1. La mécanisation de la vie. Les habitudes, nous l'avons vu, sont nécessaires. Elles permettent une régularité et une stabilité du monde et des actions. On suit une route toute tracée, d'où le mot routine. Toutefois, l'excès de régularité entraîne une vie mécanique. "Les habitudes", au pluriel, signifie la routine qui est l'appellation péjorative de l'habitude. Elle est répétitive et sans invention. Elle nie notre part spirituelle. Le confort apporté par l'habitude fait de nous des êtres serviles et peu inventifs.

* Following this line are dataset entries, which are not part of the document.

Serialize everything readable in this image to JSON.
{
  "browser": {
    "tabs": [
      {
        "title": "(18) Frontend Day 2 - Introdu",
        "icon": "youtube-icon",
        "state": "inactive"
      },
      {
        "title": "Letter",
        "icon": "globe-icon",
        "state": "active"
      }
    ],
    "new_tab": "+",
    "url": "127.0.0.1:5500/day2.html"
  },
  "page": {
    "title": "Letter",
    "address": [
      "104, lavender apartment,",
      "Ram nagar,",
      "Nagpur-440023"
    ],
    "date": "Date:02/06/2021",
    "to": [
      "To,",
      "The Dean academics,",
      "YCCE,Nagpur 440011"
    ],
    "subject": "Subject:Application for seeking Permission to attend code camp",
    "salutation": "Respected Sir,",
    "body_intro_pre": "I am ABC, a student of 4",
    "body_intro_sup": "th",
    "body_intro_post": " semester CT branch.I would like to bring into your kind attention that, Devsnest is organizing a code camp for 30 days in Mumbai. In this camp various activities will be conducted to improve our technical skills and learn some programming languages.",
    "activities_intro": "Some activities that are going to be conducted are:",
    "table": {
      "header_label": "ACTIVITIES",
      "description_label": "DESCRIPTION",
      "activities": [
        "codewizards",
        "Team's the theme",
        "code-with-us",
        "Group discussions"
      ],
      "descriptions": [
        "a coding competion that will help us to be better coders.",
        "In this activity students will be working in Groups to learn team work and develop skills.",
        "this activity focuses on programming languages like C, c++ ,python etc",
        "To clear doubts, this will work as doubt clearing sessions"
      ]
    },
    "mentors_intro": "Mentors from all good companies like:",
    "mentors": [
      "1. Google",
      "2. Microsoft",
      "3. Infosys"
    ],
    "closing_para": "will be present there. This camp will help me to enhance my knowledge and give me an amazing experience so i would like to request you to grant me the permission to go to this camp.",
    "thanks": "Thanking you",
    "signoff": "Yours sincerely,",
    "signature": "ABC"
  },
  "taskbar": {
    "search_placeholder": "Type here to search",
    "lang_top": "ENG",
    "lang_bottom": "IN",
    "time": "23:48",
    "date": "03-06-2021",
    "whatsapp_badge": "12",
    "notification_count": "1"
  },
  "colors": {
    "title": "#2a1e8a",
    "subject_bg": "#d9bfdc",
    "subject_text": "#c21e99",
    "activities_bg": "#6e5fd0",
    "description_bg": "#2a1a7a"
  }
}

Les hommes qui ont vieilli en prison demandent à y retourner, affirme James (e. g., Le film Les Evades de Franck Darabont, 1994). Un tigre dont la cage est brisé peut y retourner. L'habitude est un agent de conservation de la société. Nous pouvons avoir du mal à quitter nos habitudes. On peut préférer le confort de la routine aux risques que suppose la liberté.



2. L'abitus en sociologie

En sociologie, l'habitus est un système de dispositions durables acquis par l'individu dans sa socialisation. Chez Spengler, l'habitus renvoie au style de vie et d'expérience qui spécifie la culture et se traduit par des homologies entre ses différents domaines. Emprunté à Mauss par Bourdieu, l'habitus désigne l'ensemble des dispositions intériorisées inconscientes et durables, de schèmes qui orientent la perception, les appréciations et actions des individus. Elle marque l'institution du social dans le corps.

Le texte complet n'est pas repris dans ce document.